Kateterisasi jantung merupakan pemeriksaan yang bertujuan untuk

memeriksa struktur serta fungsi jantung, termasuk ruang jantung,

katup jantung, otot jantung, serta pembuluh darah jantung termasuk

pembuluh darah koroner, terutama untuk mendeteksi adanya

pembuluh darah jantung yang tersumbat.

5. Faktor Risiko Penyakit Jantung Koroner

a. Faktor risiko penyakit jantung koroner yang tidak dapat

dimodifikasi (tidak dapat diubah):

1) Riwayat keluarga

2) Umur

3) Jenis kelamin

b. Faktor risiko penyakit jantung koroner yang dapat dimodifikasi

(diubah):

1) Hipertensi

2) Merokok

3) Diabetes mellitus

4) Dyslipidemia (metabolisme lemak yang abnormal)

5) Obesitas

6) Kurang aktivitas fisik (kurang gerak)

7) Pola makan

8) Stress
6. Penatalaksanaan Penyakit Jantung Koroner

a. Kadar kolesterol normal

Pada penderita jantung koroner khususnya pada lansia sebaiknya

membatasi konsumsi makanan yang mengandung kolesterol agar

tidak lebih dari 300 mg per hari.

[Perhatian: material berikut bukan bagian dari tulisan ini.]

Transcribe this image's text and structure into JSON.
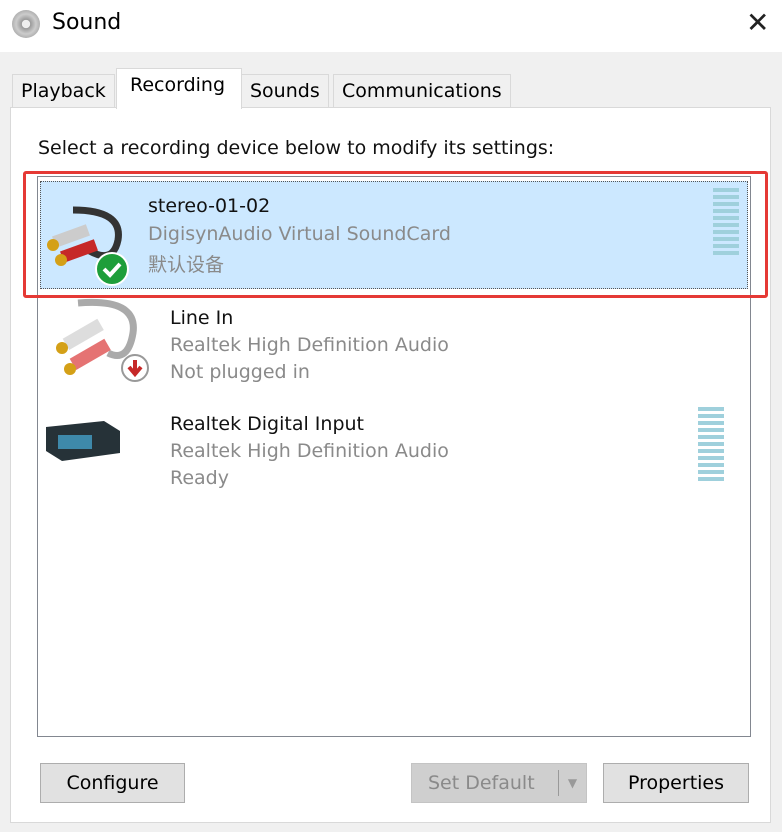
{
  "window": {
    "title": "Sound",
    "close": "✕"
  },
  "tabs": [
    {
      "label": "Playback"
    },
    {
      "label": "Recording",
      "active": true
    },
    {
      "label": "Sounds"
    },
    {
      "label": "Communications"
    }
  ],
  "instruction": "Select a recording device below to modify its settings:",
  "devices": [
    {
      "name": "stereo-01-02",
      "driver": "DigisynAudio Virtual SoundCard",
      "status": "默认设备",
      "icon": "rca-cable-icon",
      "badge": "default-check-icon",
      "selected": true,
      "highlighted": true
    },
    {
      "name": "Line In",
      "driver": "Realtek High Definition Audio",
      "status": "Not plugged in",
      "icon": "rca-cable-icon",
      "badge": "unplugged-icon"
    },
    {
      "name": "Realtek Digital Input",
      "driver": "Realtek High Definition Audio",
      "status": "Ready",
      "icon": "digital-receiver-icon"
    }
  ],
  "buttons": {
    "configure": "Configure",
    "set_default": "Set Default",
    "properties": "Properties"
  },
  "colors": {
    "selection": "#cce8ff",
    "highlight": "#e53935",
    "meter": "#9fd0dc"
  }
}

Contoh sumber makanan yang

mengandung kolesterol adalah kuning telur dan jeroan.

b. Kadar garam normal

Untuk mencapai jantung sehat dianjurkan untuk mengonsumsi

garam tidak lebih dari 2300 mg atau 1 sendok teh dalam sehari.

Mengonsumsi garam lebih baik lagi tidak lebih dari 1500 mg atau

2/3 sendok teh garam dalam sehari.

c. Kadar gula darah normal

Penderita DM (diabetes mellitus), intake makanan harus diatur.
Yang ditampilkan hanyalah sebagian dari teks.